Just in case you were in a closet when Peter Pan and Wizard of Oz adaptations made their way onto your television screen, the story goes something like this: Young Wendy Darling spends evenings telling stories to her two brothers in their London house, but her parents are pressuring her to enter adulthood and forget the ways of a child. Her father in particular is a cold, bespectacled accountant who doesn’t understand whimsy at all. One night, Peter Pan flies into Wendy’s room and loses his shadow. Wendy helps him regain it with her cleverness, and he talks the Darling children into accompanying him back to Neverland where they will never have to grow up, face problems and become boring. Once in Neverland, however, Wendy and the boys find that they’re facing graver problems than they could ever imagine with a bloodthirsty pirate and a jealous pixie. Wendy as a preadolescent has to also deal with feelings for Peter, feelings which he can never return, and a bunch of homeless boys looking to her for guidance.

This new Peter Pan creates a Neverland so enchanting, all of us would love to visit. This Neverland features lush green jungles, beautiful blue lagoons with pirate ships and enchanting (and dangerous) sea life, and much more. However, this new take on the old story lets you know that pirates aren’t the Disney buffoons you’re used to, Peter Pan is an innocent but is also a bit dimwitted, and Tinkerbell is too emotional to be anything but a thorn in everybody’s side. And watch out for that crocodile -- he’s waiting for you when you walk off that plank. Those who know the story realize that for every marvelous, hug-everybody moment, there is a dangerous one close behind. The fact that Hook actually uses that hook may be frightening to young children who watch this movie, but such a realization makes the story stronger in the telling.

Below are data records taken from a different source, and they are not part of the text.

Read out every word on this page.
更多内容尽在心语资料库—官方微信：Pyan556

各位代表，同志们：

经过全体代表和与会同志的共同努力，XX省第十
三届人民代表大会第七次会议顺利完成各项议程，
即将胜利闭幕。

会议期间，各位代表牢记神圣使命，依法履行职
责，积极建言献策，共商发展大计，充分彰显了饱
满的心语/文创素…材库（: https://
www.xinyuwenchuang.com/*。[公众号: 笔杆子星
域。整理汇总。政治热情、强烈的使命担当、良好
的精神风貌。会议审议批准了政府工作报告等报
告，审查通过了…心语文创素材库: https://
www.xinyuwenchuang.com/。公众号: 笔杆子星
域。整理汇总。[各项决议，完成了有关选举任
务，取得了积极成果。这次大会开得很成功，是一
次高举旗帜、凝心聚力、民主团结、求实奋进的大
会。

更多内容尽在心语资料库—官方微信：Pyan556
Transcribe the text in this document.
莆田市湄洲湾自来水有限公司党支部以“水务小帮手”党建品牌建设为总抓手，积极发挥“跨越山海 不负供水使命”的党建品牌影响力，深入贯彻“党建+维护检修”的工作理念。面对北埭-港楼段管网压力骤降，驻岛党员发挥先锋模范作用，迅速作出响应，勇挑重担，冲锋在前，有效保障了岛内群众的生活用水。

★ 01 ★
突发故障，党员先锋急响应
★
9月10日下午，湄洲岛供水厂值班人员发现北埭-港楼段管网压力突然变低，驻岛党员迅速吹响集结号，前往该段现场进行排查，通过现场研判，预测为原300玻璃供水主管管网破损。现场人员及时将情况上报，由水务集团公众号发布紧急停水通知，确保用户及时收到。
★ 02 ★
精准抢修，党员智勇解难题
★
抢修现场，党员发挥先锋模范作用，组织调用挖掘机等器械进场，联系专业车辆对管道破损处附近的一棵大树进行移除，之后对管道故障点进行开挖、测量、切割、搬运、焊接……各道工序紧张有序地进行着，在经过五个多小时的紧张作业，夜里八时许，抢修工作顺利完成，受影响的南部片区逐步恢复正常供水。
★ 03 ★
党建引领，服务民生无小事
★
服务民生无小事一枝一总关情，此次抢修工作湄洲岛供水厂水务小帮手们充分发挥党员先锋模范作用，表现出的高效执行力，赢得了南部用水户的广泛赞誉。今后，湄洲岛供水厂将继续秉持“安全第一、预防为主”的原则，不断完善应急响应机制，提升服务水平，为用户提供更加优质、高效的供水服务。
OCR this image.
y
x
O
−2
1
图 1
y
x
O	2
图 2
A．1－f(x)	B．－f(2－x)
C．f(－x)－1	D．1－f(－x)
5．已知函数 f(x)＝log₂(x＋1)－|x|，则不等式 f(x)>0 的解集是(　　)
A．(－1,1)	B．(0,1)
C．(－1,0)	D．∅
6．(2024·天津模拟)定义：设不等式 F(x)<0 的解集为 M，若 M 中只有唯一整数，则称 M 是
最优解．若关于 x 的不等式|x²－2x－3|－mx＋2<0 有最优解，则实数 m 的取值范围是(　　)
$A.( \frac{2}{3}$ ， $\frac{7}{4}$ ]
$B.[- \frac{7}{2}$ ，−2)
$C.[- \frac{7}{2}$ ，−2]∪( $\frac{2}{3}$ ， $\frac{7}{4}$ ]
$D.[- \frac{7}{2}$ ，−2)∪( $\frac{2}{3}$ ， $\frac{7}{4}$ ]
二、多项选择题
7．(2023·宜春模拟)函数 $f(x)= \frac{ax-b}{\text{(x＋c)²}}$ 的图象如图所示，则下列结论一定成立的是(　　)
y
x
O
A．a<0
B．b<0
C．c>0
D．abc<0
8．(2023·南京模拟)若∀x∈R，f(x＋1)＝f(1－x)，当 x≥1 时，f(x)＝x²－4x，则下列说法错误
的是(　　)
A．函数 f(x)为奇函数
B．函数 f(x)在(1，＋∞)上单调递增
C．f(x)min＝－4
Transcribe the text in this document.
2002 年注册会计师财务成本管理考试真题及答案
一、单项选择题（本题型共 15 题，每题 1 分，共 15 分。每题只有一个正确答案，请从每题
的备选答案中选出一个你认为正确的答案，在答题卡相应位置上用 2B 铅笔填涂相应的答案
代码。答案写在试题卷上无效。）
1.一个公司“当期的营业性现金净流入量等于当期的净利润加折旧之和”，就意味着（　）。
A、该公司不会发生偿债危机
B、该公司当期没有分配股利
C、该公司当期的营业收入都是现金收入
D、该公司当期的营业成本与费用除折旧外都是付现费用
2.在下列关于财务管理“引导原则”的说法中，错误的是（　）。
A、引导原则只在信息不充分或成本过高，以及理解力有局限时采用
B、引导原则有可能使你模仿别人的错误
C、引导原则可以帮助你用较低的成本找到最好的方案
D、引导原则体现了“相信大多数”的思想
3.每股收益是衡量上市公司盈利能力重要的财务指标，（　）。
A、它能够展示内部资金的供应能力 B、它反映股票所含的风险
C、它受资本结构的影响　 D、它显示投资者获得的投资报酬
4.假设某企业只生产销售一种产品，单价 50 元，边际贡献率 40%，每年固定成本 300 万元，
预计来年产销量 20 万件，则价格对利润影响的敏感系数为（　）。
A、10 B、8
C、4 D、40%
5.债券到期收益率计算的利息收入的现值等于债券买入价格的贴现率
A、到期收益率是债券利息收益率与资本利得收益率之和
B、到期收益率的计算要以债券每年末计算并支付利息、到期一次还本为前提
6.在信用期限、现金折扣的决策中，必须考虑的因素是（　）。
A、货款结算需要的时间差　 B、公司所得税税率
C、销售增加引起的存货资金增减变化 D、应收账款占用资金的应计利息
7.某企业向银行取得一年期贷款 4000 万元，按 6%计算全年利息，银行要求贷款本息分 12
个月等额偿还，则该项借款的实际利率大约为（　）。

The story you see here is delightful that, even though you know the ending, you wonder how all the characters will get there. The journey is amazing, but the ending, the growing up, must come sooner or later. Unlike any version of this story you’ve ever seen, you understand why Wendy must go back and why Peter does not go back with her. If the film is sometimes slow and the characters irritating at times, it’s probably because this reviewer left Neverland long ago. But she still enjoys visiting every once in awhile, just as long as she doesn’t have to walk the plank.


At 12:57 PM, Blogger DevonAlyse said...

I have always loved Peter Pan. Always.

But out of all of the adaptations of this story...my favorite is Finding Neverland, with Johnny Depp and Kate Winslet.

Even though it is not Peter Pan in the same sense as the others it is still a very touching movie about JM Barrie.